If the election were held today, Clinton would likely carry the entire West Coast and Northeast, as well as most of the Great Lakes region _ a place Trump once identified as ripe territory for his populist message against free trade.
Only Ohio is a toss-up in that part of the country, but the perennial battleground may not play a decisive role come Election Day this year due to Clinton’s strength _ and Trump’s weaknesses _ elsewhere.
Trump and running mate Mike Pence have made a hard play for Pennsylvania, a state carried by the Democratic nominee in the past six elections. But their strategy to hold down Clinton in Philadelphia and its suburbs while running up Trump’s vote total in more conservative parts of the state has failed to materialize.
“He’s getting his brains beat in by women in the Philly suburbs,” said Ed Goeas, a Republican pollster who is surveying presidential battlegrounds and several states with races for U.S. Senate.
Trump was already struggling to attract support from women before his first debate with Clinton in late September. It was at that event in New York where Clinton stung Trump by reviving his past shaming of a former Miss Universe for gaining weight.
Trump’s response, calling the contestant’s weight gain “a real problem” in a TV interview the next day, was quickly eclipsed by the publication of a video from 2005 on which the Republican bragged about using his fame to prey on women.
An apology followed, but Trump also insisted his comments were nothing more than “locker room talk.” He denied at the candidates’ second debate that he ever acted in the ways he discussed in the 2005 video.
Within days, several women had come forward to accuse Trump of unwanted sexual advances and sexual assault. He responded by calling his accusers liars and, on Friday, suggested they were in some instances not physically attractive enough to merit his attention.
“His entire tack could not be better designed to drive away college-educated women,” said Ayres, the GOP pollster.
Educated women living in suburbs have long been a key part of the GOP coalition, but polls indicate the revelations about Trump’s behavior have pushed them toward Clinton in the battleground states of Colorado and Virginia.
The events have also foiled Trump’s late-in-the-campaign plan to re-ignite his hope of carrying Wisconsin. Trump and Pence were to campaign with House Speaker Paul Ryan in his home state a day after the 2005 video was made public. Ryan withdrew his invitation to Trump, and Pence later cancelled.
Trump can still count on carrying states across the West, the Great Plains and in the South, but Ayers and other Republicans predict he may ultimately end up with fewer than 200 Electoral College votes.
Should the Republican fall short in Pennsylvania, he would need to post victories in both Florida and Ohio, as well as several other battlegrounds _ North Carolina, Virginia, Nevada and New Hampshire among them _ to reach 270.
But that’s only if he prevails in reliably Republican Arizona, Georgia and Utah.
In Utah, Trump’s deep unpopularity among the large population of Mormon voters could lead to four candidates winning 10 percent or more of the state’s vote. That kind of uncertainty opens the door to a win there for Clinton or for third-party candidates Evan McMullin and Gary Johnson.

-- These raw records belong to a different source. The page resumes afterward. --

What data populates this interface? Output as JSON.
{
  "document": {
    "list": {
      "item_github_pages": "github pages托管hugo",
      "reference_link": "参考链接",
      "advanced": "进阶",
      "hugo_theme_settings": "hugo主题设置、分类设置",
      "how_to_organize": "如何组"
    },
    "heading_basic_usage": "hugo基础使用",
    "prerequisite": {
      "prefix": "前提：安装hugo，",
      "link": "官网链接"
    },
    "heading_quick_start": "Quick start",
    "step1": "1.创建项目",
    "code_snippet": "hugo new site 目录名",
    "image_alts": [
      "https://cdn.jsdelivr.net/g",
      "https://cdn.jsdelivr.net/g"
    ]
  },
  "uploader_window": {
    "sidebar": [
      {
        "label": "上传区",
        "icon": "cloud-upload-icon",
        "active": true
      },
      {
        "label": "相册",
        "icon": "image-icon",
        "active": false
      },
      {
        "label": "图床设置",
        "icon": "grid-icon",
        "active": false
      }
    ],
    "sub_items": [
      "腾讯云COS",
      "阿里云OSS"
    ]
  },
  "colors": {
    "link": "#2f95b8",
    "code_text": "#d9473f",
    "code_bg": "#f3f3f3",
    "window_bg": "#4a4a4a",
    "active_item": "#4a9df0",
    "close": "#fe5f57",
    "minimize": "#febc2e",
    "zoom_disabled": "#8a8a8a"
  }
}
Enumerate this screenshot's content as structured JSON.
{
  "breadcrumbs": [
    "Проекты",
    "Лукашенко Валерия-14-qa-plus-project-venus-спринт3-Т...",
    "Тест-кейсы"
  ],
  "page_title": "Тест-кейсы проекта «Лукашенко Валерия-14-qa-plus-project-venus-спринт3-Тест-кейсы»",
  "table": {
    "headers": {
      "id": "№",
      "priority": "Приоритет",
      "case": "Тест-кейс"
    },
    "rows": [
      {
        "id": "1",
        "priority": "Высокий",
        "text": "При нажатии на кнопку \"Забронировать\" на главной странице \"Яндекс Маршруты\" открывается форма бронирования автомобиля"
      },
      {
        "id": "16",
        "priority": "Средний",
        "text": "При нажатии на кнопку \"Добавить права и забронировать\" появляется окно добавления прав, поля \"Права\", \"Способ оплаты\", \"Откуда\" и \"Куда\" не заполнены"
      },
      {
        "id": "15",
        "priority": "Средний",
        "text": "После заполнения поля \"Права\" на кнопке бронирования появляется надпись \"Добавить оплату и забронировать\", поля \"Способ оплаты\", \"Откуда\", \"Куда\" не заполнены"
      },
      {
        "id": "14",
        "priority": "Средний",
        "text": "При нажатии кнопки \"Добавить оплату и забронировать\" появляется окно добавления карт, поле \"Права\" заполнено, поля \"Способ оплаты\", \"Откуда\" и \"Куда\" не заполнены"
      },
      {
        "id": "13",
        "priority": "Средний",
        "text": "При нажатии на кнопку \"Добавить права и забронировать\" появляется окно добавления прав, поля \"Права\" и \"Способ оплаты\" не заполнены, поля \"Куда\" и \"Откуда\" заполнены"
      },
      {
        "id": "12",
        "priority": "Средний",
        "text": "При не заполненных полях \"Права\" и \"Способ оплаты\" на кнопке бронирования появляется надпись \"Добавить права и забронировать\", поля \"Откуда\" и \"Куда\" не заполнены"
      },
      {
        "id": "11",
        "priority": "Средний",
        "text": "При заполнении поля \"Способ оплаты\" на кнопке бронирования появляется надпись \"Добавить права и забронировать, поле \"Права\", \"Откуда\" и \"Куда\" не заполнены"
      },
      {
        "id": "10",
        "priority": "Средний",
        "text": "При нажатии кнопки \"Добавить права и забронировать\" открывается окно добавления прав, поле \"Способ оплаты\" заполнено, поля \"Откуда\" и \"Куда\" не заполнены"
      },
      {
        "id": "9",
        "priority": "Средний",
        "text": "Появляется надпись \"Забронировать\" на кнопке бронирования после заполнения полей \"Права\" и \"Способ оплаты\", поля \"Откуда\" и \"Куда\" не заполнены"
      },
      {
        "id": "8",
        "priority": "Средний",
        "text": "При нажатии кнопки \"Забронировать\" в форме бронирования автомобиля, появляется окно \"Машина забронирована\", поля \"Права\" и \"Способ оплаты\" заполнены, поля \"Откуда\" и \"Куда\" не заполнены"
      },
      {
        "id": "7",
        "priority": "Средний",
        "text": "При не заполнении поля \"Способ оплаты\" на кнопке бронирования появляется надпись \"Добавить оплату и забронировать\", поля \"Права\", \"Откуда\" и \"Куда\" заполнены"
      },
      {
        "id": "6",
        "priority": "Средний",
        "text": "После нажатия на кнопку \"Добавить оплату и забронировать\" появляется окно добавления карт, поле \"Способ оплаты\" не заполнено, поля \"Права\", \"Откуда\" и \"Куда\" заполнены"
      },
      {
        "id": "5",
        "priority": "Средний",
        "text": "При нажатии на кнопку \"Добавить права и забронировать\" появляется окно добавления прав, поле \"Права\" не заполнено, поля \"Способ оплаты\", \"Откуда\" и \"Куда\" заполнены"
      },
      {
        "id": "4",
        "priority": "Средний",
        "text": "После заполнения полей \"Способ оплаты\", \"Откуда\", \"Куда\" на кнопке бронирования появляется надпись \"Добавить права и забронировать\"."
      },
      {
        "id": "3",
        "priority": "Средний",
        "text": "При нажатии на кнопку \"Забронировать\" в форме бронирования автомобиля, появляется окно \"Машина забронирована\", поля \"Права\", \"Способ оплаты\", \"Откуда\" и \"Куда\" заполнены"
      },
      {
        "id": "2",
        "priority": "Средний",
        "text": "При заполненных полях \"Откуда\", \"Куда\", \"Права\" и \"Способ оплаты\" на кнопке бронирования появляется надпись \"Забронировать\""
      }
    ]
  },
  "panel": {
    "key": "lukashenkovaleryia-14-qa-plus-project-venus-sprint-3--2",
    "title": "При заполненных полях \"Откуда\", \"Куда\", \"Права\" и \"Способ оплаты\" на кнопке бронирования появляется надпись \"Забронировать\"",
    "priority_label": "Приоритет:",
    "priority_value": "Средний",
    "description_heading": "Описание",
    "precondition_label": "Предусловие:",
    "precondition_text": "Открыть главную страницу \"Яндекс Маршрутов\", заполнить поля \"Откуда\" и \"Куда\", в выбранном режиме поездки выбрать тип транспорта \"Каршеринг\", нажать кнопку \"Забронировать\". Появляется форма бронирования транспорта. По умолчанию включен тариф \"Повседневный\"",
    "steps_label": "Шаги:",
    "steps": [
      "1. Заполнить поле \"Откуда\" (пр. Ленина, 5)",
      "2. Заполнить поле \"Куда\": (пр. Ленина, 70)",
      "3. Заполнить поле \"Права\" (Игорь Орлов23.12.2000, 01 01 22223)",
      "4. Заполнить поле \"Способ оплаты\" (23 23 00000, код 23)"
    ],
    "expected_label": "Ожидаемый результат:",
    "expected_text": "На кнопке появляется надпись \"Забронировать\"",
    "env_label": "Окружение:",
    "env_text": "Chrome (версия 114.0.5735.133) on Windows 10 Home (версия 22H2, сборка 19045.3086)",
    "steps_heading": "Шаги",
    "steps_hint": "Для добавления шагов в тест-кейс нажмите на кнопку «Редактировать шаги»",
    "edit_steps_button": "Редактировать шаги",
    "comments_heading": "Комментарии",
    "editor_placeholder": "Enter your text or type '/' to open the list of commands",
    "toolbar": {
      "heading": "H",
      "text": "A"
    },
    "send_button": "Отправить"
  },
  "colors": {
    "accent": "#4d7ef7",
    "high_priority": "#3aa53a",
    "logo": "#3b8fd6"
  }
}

In Arizona, won by the Republican nominee in all but one election since 1952, Trump’s characterization of some Hispanic immigrants as criminals has turned off many in the state’s growing and Democratic-leaning Hispanic community.
GOP nominees have carried Georgia in seven of the last eight presidential elections. But about a quarter of the state’s voters are African American, a reliably Democratic-voting bloc. Like Virginia, Georgia is also home to well-educated young professionals more likely to favor Clinton, said Chris Jankowski, a Virginia-based national GOP consultant.
“With Trump bleeding out, he could find himself competing to win the white vote in Georgia,” Jankowski said. “That’s when you know it’s over.”